Une fois cette étape terminée, vient alors celle de la mise au pas décrétée et portée, tant par l’autorité et les profiteurs indigènes de situation, que par de nouveaux venus revêtus du sentiment d’être les propriétaires des lieux, et en quelque sorte indisposés par des gêneurs insuffisamment policés pour répondre aux canons de la citoyenneté.

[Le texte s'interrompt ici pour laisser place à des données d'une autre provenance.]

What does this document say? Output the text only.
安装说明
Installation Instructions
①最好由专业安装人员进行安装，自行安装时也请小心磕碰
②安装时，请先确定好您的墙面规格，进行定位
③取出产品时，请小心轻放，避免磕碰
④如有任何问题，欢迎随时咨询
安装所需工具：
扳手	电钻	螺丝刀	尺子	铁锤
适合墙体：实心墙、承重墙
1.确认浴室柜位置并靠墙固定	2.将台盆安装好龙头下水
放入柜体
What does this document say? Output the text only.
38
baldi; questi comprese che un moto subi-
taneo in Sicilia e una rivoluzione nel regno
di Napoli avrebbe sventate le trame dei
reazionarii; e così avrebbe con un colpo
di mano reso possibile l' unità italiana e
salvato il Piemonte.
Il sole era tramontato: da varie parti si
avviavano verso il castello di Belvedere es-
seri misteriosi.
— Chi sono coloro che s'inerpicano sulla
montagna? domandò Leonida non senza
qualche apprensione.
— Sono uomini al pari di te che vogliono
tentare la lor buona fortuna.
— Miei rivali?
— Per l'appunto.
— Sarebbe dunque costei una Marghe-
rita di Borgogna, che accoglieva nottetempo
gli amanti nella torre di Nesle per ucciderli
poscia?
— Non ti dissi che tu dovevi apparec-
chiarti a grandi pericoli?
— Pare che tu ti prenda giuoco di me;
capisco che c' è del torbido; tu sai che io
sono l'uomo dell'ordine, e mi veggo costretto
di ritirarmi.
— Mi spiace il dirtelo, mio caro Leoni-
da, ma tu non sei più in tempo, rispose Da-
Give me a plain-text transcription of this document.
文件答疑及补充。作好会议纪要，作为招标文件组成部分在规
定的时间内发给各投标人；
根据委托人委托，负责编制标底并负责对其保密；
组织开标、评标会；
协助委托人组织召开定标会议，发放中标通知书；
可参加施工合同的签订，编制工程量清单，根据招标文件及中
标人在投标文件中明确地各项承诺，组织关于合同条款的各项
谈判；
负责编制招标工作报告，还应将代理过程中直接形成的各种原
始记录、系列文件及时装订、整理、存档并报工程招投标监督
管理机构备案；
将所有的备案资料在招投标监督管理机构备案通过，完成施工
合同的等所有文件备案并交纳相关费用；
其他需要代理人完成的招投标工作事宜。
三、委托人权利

La leur, celle qu’ils ont consenti à partager pour confirmer la générosité de « la Civilisation ». De temps en temps, il faut bien nourrir ces rêves que les autres, ceux des continents qui ont eu l’outrecuidance de vouloir se hisser à niveau, cherchent à concrétiser dans les métropoles de plus en plus synonymes de charters et de déportation.

Au détour d’une dynamique bien sombre pour ces peuples de la misère, de l’exploitation et du mépris, apparaisse alors quelque dénonciation iconoclaste destinée à faire pleurer ou à aiguiser les derniers soubresauts de dignité et de mécontentement, manière de prouver que les temps ont bien changé. Non! Les temps, les acteurs et les desseins demeurent et iront en s’amplifiant, en cette époque où les éducations excellent dans leur capacité à modéliser et à instrumentaliser les âmes et les velléités. Toujours au profit des mêmes, toujours aux dépens des autres que la couleur de la peau confine dans les mêmes espaces, dans les mêmes situations de dépendance et dans les mêmes états d’aliénation.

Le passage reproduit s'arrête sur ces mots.